You may not have heard of this island volcano in the South Pacific, but (along with contributions from a Russian fire mountain, also obscure) ) Ulawun gave you purple sunsets last year!

Ulawun is one of the most active volcanoes in Papua New Guinea. Although the eruptions were explosive, they were relatively minor until the 1970s. From that point on, major explosions became more common, including a VEI 4 eruption in 2000.

This beautiful tropical stratovolcano is now behaving like one of the gentle planet daily reporters. We just have to stay tuned and see what happens next.

2 ounces, Japan

Endangered population: 7,300,000
Last known eruption: 1996

Yes, this is the one where the volcanologists Harry Glicken, Katia Krafft and Maurice Krafft together with 40 other people were killed in 1993.

Unzen is not so much a single volcano, but a mashup of three large stratovolcanoes and several lava domes that occupy most of the Shimabara Peninsula east of Nagasaki.

Pyroclastic flows are a great danger here. And sometimes collapsing material falls into the sea and tsunamis occur as in 1792, making up the majority of the 14,000 ounce victims this year.

Unzen woke up in 1990, forced evacuations, and destroyed more than 2,000 buildings near Shimabara City.

Now everything is silent.
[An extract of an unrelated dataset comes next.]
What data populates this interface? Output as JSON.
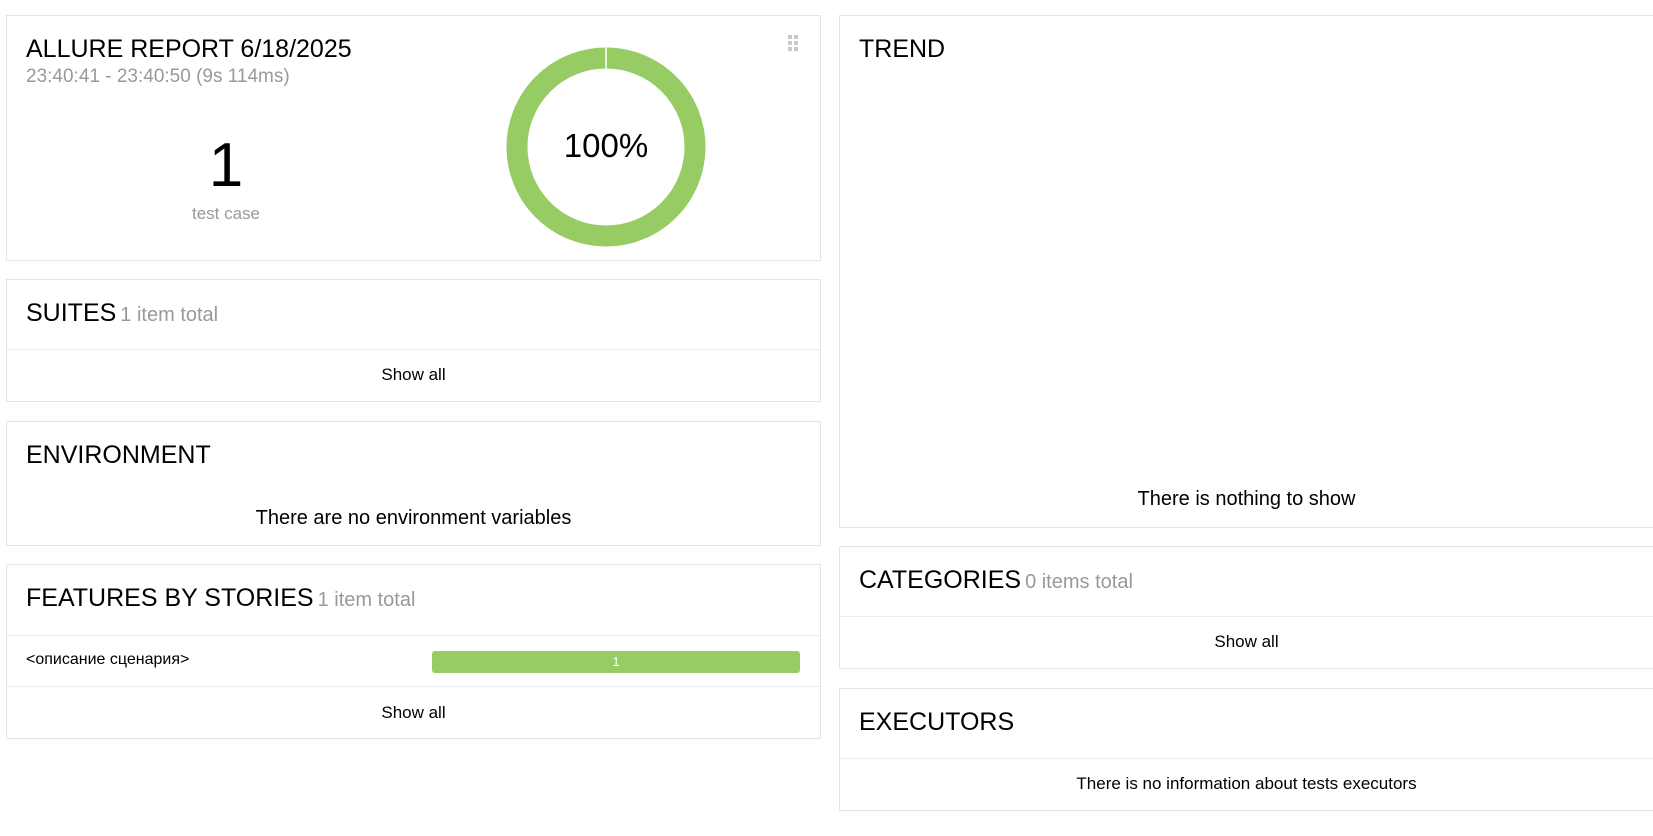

If Unzen moves again, activity forecasts will be more accurate thanks to data from decade volcanic studies and other research.

1 Vesuvius, Italy

Endangered population: More than 6 million.
Last known eruption: 1944.

You knew Vesuvius would be on the list, all because of the video above. [19659002] This is how a VEI 5 ​​eruption looks up close. The only typical volcanic hazards that are not shown in this animation are lava, gas, and tsunamis, although everyone claimed victims that day.

Pyroclastic rivers, lava and gas have killed people and caused massive damage in other Vesuvius eruptions. including the last one in the 1940s. Tsunami-creating landslides in the Bay of Naples are also possible.

Although the dangers have been known to everyone here for centuries, the problem was first addressed as part of the Decade Volcano Program. There are now contingency plans based on the Pompeii outbreak and another massive outbreak in 1631 that are regularly reviewed.

Evacuating Naples and the surrounding areas is not easy, but Vesuvius will not catch scientists and rescuers the next time they sleep to live.

The worst volcano in the world will always be the one that erupts near you, whether on a scientific list or not.

But thanks to the Decade Volcano program, lessons have been learned that help people survive and manage a volcanic crisis wherever it occurs.